A week after vowing to do whatever it takes to keep the euro common currency intact, ECB President Mario Draghi had only more promises and nothing concrete to announce. In the near term, attention is likely to turn to the monthly U.S. payrolls report due Friday which provides a closely watched but lagging indicator of how the world’s biggest economy is faring.
Japan’s Nikkei 225 stock average was down 1.2 percent at 8,553.68 and Hong Kong’s Hang Seng lost 0.9 percent to 19,504.98. Australia’s S&P/ASX 200 shed 1 percent to 4,227 and South Korea’s Kospi dropped 1.1 percent to 1,849.01. The Shanghai Composite rose 0.4 percent to 2,120.54.
Investors had hoped the ECB would resume purchases of government bonds to lower the borrowing costs of financially struggling countries such as Spain and announce other measures to calm a crisis that is dragging down global economic growth.

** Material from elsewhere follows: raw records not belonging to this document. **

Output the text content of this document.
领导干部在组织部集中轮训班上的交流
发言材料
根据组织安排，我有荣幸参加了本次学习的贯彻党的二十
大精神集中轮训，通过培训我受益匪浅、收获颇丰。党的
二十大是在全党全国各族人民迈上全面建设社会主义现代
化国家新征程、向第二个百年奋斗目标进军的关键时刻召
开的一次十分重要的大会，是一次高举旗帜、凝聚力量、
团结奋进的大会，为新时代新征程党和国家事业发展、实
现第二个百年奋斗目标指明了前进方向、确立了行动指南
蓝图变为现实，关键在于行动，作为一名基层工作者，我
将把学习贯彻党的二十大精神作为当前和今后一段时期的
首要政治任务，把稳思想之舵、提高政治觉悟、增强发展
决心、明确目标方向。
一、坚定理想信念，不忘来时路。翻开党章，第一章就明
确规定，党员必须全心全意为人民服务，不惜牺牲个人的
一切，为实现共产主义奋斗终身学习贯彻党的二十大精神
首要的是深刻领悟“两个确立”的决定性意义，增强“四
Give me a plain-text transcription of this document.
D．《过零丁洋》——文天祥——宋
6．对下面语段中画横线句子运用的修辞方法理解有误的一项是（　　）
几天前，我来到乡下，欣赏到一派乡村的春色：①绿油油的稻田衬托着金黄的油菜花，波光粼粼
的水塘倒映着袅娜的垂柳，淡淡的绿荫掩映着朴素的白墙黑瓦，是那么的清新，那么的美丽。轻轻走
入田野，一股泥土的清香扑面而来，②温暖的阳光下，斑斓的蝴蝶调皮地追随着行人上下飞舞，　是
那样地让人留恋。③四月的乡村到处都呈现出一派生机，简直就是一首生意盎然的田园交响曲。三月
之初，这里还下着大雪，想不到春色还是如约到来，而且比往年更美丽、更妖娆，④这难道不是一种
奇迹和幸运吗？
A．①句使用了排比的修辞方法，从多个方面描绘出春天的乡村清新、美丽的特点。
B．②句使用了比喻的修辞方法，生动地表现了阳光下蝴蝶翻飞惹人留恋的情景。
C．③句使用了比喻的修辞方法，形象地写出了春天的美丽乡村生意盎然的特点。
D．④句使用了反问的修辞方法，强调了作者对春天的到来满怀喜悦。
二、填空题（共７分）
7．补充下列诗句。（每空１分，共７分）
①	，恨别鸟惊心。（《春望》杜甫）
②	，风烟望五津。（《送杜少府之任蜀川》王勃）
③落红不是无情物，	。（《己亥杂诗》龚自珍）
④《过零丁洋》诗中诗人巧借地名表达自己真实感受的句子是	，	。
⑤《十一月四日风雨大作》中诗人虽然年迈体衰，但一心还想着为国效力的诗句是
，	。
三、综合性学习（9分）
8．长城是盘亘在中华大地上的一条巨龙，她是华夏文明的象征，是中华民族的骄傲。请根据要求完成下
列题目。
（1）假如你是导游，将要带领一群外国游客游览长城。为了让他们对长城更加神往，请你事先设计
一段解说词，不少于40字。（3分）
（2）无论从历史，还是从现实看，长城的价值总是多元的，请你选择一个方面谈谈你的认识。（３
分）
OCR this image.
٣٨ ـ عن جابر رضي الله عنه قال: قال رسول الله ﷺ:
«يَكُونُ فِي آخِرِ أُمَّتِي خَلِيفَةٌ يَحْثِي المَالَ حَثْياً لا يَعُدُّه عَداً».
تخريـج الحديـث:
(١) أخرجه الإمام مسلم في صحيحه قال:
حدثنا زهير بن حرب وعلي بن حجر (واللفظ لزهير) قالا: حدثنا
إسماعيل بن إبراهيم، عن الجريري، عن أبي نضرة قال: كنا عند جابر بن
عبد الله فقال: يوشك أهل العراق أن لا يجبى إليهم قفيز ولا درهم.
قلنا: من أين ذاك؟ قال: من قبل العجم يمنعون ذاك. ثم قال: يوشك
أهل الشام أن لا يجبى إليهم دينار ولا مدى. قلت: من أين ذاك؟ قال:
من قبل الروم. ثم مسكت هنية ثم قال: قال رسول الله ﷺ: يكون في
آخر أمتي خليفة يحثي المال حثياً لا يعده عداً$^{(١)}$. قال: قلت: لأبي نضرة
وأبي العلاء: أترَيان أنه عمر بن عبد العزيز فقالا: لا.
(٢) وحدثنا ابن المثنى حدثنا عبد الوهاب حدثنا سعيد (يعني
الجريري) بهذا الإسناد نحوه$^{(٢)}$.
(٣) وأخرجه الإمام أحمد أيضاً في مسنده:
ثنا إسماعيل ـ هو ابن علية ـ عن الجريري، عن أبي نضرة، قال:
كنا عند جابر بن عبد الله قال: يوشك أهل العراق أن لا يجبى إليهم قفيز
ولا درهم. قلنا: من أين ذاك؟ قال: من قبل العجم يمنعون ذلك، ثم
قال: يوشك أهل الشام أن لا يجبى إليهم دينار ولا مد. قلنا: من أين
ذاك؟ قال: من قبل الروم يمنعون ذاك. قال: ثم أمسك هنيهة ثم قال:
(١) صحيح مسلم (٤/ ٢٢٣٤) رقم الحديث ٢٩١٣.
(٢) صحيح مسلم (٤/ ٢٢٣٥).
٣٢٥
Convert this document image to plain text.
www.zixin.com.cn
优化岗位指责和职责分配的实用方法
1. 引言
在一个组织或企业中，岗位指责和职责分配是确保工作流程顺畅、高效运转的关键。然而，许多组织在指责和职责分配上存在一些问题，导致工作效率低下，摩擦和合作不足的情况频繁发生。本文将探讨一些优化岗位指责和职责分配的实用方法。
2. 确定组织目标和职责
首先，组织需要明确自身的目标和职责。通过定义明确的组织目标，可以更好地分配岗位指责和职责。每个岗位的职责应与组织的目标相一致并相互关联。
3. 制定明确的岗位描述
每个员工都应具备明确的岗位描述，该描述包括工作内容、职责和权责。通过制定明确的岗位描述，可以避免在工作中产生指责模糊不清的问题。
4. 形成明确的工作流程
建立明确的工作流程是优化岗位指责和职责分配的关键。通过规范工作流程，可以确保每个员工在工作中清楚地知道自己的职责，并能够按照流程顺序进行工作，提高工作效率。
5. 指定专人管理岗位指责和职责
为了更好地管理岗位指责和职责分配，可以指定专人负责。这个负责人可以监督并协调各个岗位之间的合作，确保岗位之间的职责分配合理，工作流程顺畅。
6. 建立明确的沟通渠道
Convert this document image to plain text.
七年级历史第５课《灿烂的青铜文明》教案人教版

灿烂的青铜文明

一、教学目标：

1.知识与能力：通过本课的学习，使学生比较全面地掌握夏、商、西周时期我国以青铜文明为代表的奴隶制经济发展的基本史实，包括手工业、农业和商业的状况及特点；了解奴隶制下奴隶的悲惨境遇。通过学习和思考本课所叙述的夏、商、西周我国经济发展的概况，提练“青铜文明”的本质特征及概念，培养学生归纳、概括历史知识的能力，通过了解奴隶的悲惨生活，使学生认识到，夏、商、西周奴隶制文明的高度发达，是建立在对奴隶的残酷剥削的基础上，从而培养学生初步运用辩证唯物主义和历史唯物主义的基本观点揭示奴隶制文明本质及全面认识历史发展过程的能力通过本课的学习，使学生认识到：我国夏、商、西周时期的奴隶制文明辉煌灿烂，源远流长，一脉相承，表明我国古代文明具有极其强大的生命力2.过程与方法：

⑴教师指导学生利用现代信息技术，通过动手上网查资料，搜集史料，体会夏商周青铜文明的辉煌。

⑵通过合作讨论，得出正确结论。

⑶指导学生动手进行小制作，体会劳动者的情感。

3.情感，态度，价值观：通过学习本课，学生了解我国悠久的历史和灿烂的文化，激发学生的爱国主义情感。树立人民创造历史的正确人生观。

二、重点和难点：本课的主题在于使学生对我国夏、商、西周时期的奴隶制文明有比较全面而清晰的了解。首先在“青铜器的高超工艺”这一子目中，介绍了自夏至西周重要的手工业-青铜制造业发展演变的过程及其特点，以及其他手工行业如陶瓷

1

But Germany, which is Europe’s biggest economy, is opposed to the ECB operating outside its mandate to control inflation and wants any government bond purchases to be financed by other funds set up to deal with the crisis.
The problem with the German approach, some analysts say, is that Europe’s bailout funds lack the firepower to make much of a difference if the financial situation in a big economy such as Spain or Italy dramatically worsens.